Oakland is 15-22 and the rest of baseball waits to see what Billy Beane will ask for on guys like Matt Holiday. It might actually be an interesting time for Michael Lewis to go back to Oakland, as well as Toronto, and find that for all of the economically interesting viewpoints that Moneyball provided, the actual lesson of the A’s is that young pitchers are, and will always be, the most valuable commodity in baseball.
Let’s see… the Phillies are 8-12 at home and still lead the division? Brad Lidge has given up 35 baserunners in 18 innings, and the Phillies still lead the division? I see a group of teams failing miserably to take advantage of the situation. The Mets can’t pitch, the Braves can’t hit, and the Marlins have fallen apart after setting the world on fire in April.
Oh, and the fact that the Astros left Washington without a win is shameful. 11-28, folks. 11-28. They allow a full run per game more than the next-worse team in the league. Other than Ryan Zimmerman, there is NOTHING to see there.
I’ve got nothing. The Dodgers will win this division before Labor Day, and I can’t see a single team out there doing anything of note.
Ladies and gentlemen, I give you the best division in baseball. Any ESPiN mediot that breaks out the “Comedy Central” routine this year should be fired, unless they are on Sunday Night Baseball, in which case they should be waterboarded on general principle.

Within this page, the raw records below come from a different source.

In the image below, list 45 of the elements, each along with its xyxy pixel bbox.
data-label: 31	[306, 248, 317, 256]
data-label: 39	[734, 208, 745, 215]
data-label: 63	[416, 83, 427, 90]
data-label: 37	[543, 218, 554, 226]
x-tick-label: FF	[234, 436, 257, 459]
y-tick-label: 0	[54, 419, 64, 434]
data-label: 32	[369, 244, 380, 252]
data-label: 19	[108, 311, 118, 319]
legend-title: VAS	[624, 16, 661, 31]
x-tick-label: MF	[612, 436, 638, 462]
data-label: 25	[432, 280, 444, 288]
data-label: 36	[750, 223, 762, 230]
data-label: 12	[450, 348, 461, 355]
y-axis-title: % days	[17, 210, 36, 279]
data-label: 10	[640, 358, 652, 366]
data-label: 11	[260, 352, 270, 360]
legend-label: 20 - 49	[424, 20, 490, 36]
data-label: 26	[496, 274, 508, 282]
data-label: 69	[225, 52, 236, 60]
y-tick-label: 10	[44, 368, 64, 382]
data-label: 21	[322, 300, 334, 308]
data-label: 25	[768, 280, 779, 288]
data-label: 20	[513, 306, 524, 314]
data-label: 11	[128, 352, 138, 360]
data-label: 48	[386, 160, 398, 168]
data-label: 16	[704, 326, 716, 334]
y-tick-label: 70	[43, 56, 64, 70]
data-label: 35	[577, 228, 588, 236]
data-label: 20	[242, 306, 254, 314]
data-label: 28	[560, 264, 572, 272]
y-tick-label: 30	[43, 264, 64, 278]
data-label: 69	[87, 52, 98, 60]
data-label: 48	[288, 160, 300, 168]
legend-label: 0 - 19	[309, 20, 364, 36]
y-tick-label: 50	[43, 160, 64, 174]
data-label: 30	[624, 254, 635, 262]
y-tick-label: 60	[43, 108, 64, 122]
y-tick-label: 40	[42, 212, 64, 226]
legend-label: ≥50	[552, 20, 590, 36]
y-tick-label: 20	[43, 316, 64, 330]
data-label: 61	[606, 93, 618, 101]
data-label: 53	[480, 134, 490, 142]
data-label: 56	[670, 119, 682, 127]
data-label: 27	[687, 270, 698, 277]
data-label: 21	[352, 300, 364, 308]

Only the Reds have a losing record outside the division. Overall, the Central is 55-36 (or a .604 clip) against the East and West. Compare:
NL Central 55-36 .604
AL East 63-48 .568
AL West 45-47 .489
NL West 38-43 .469
AL Central 49-62 .441
NL East 39-52 .429
The Astros currently sit at 2 games under .500, yet look up at the entire division. Folks, everyone who thought the Cubs would run away and hide were WRONG. These Brewers continue to pitch, and they are beating up on their division rivals – 16-8 within the division. That’s how you stay in contention. And I must say that it disturbs me that the Astros have given up more runs than anyone in the division, despite a performance from Wandy Rodriguez that would be Cy Young worthy if Johan Santana weren’t winning or losing every game 1-0.
And just so we don’t forget…
Chocolate starfish of the season to date:
Lots of candidates here, but I’ll go with Cecil Cooper. You can debate a manager’s decisions, you can debate the wisdom of his moves. But you cannot debate that by sitting in the dugout and not even explaining the situation in last night’s game to the players involved, “Coop” completely abdicated his job responsibilities.
I stand by my prediciton – Coop will not be managing the Astros come the All-Star Break.